Liposculpture was developed in the 1980’s by a dermatologic surgeon and has proven to be safe, low risk and extremely effective. Dr. Loucas uses the tumescent technique, which has proven to be very safe. The procedure is performed under local anesthesia, and often the patient participates in the process, sometimes standing and assisting the surgeon in determining the desired result, in essence defeating gravity. The procedure itself takes about half a day, after which the patient is given a special girdle-like garment and returns home. The garment must be worn for the initial one to two weeks of recovery and then intermittently after that. The patient can perform light activities and often returns to work in three to five days. A return to normal activities including exercise can often be expected two weeks after the procedure is done. After the initial recovery period Dr. Loucas recommends a return to exercise.
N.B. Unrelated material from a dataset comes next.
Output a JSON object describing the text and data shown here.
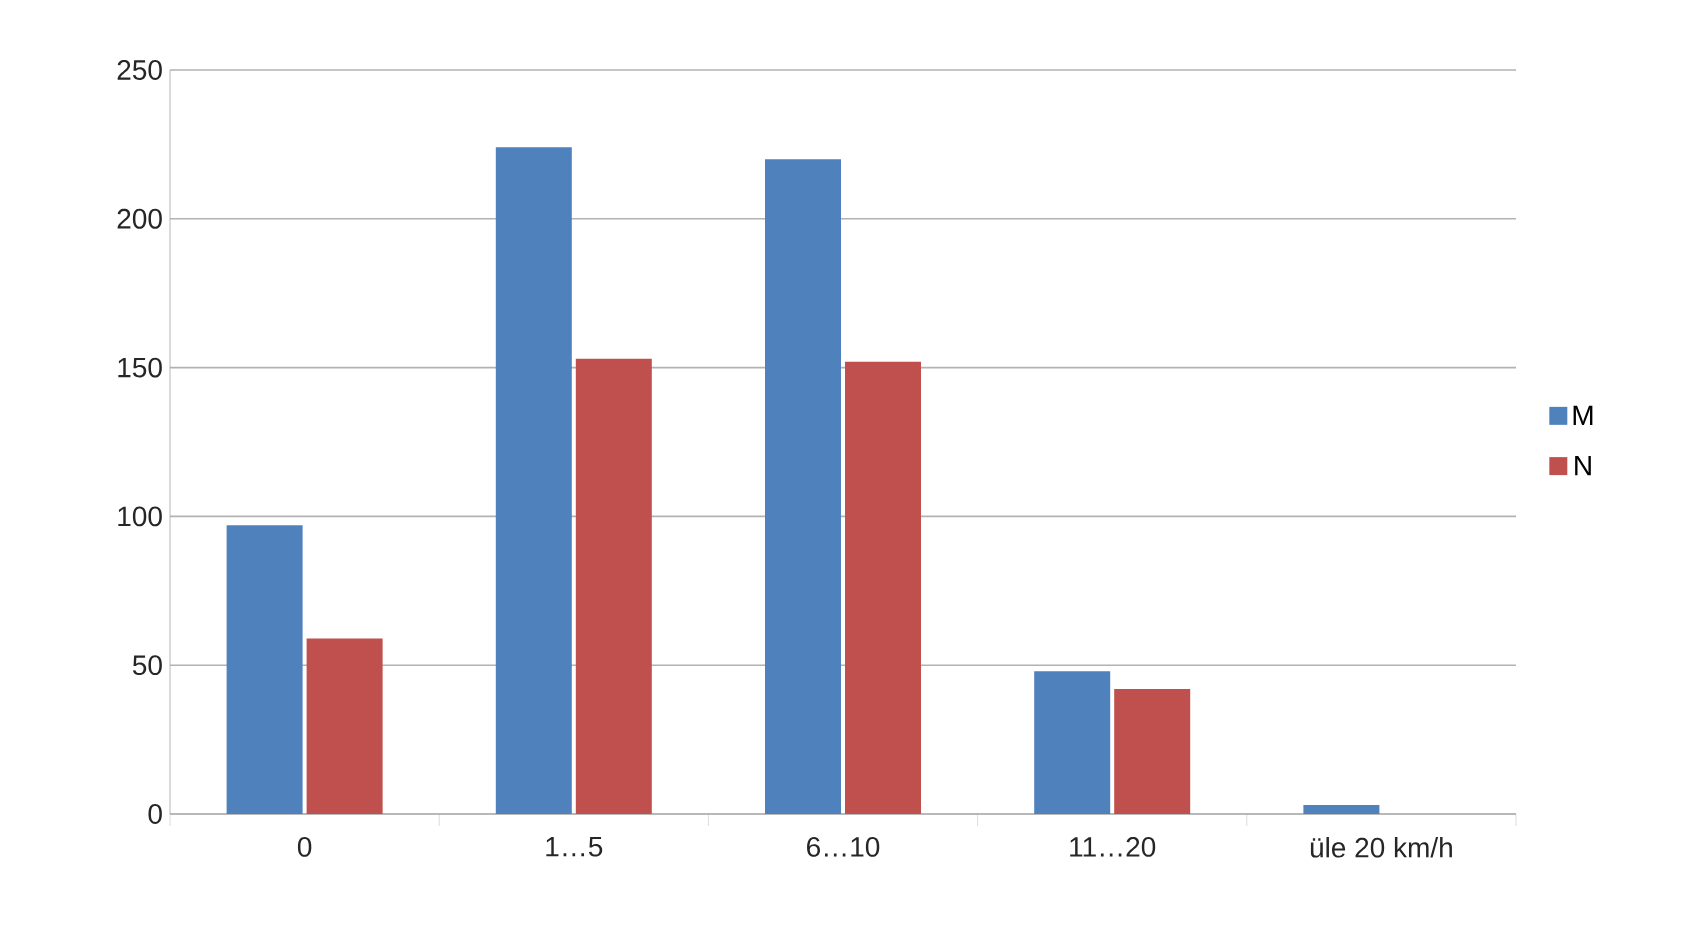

“Exercise increases muscle tone and improves skin tone over the treated area, creating a smooth appearance,” he added. “With the tumescent procedure, and under local anesthesia, there is a very low risk of infection and rarely are there any complications,” Dr. Loucas said. The incision is very small, one to three millimeters and a combination of Lidocaine and epinephrine is used, which anesthetizes the area and constricts blood vessels. Patients have little to no discomfort.
“Since the results are long lasting, most people are very happy,” Dr. Loucas said.